Тесно связан с прежде указанными типологическими особенностями антропологизм древнерусских мыслителей, их преимущественный интерес к человеку, его душе, предназначению, смыслу существования. Жизнестроительный характер древнерусской мысли подчеркивается в «Житии Феодосия Печерского», где святой старец, наставник в праведной жизни, ставится выше философов, склонных к абстрактным размышлениям. Митрополит Никифор в XII веке говорит о противоборстве духа и плоти, о трехчастном устроении души, включающей в себя (1) яростное, стихийное, ор-гическое начало, (2) волевое, целеустремленное и (3) высшее, словесное, связывающее с Богом и призванное управлять человеком. Его современник великий князь Владимир Мономах, написавший на склоне лет свое «Поучение», задается вопросом: что есть чело-
век, как подумаешь о нем? Затем, ссылаясь на Василия Великого, на Псалтирь и другие почитаемые источники, призывает своих детей «быти благочестия делателям»: уклоняться от зла, творить добро, искать мира в душе и согласия с ближними, а более всего иметь в себе «страх Божий», понимаемый как неукоснительное следование моральным заповедям, что отличает человека от животного и оберегает его от всех превратностей судьбы.

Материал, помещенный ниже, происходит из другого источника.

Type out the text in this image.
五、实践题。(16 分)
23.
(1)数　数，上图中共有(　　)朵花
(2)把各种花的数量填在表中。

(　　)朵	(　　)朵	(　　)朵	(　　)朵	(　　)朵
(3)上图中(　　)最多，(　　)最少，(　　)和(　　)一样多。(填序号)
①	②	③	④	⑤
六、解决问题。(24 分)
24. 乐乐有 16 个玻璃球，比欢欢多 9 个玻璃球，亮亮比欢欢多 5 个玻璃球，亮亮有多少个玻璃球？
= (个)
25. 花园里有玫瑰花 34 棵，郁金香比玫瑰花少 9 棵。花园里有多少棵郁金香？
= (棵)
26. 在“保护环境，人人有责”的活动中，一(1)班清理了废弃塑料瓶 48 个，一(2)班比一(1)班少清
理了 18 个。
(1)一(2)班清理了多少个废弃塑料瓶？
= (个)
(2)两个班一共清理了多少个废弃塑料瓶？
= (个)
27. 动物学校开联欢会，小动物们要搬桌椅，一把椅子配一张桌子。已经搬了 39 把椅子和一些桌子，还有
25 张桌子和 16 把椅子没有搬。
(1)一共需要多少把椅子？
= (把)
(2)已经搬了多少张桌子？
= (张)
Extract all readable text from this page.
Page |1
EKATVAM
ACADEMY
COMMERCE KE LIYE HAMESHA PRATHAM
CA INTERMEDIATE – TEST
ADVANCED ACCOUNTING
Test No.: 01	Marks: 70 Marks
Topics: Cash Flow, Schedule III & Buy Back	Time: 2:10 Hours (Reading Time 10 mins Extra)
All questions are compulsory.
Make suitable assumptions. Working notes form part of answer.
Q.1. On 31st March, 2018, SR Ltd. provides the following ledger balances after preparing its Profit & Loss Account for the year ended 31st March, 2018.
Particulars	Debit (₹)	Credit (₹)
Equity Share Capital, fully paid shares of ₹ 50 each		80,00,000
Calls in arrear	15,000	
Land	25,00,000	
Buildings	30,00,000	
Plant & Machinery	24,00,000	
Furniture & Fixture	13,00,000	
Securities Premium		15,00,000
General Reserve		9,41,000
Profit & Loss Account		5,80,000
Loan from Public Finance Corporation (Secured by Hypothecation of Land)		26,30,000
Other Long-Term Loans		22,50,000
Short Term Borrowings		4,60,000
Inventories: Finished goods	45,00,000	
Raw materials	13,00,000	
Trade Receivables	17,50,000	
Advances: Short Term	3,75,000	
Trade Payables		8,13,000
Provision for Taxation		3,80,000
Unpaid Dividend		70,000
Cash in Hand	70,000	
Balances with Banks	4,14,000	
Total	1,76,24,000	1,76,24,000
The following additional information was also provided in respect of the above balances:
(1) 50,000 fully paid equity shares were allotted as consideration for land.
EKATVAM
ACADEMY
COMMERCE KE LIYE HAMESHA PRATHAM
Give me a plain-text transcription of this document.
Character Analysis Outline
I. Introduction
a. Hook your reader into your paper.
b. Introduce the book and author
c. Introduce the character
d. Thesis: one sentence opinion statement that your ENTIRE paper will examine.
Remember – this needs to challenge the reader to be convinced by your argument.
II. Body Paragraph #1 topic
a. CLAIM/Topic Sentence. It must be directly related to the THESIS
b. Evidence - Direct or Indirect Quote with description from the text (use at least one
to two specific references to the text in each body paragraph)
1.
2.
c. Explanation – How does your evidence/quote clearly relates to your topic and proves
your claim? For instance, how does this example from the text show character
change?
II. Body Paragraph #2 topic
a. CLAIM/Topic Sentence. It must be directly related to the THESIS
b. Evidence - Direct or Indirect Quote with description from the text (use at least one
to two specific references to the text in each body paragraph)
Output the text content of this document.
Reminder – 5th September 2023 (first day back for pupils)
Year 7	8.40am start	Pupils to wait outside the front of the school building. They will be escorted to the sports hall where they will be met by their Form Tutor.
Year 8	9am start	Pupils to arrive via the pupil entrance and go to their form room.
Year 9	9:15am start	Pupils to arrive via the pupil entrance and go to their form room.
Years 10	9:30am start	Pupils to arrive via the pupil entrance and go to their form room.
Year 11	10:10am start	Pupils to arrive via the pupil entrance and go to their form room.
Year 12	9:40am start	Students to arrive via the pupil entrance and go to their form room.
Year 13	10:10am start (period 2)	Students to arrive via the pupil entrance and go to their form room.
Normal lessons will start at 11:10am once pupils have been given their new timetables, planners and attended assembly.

Подобные душеспасительные идеи встречаются и у западных философов, богословов, подвижников, что роднит русскую средневековую мысль с аналогичной европейской. Однако постепенно складываются и некоторые отличия, которые связаны с воздействием на древнерусскую культуру кирилло-мефодиевского наследия. Славянский первоучитель IX века святой равноапостольный Константин-Кирилл, прозванный Философом за обширные познания, просветительскую деятельность, первое на славянском языке определение философии, стал наиболее авторитетным мыслителем в регионе 81аиа ойЬоёоха, образцом философа как такового. Он вместе с братом Мефодием перенес на славянскую почву византийский гуманитарный синтез филологии, философии, богословия, где каждая предыдущая наука является преддверием, ступенью, пролегоменами последующей. Он же способствовал утверждению платоновской линии развития философии в качестве доминирующей на восточнохристианской почве, в то время как западное христианство развивало по преимуществу аристотелизм и схоластическую традицию в богословии и философии в духе св. Фомы Аквинского, что породило в дальнейшем рационализм Нового времени, а позднее аналитическую философию и другие сходные феномены западной мысли, склонной к строгому понятийному дискурсу.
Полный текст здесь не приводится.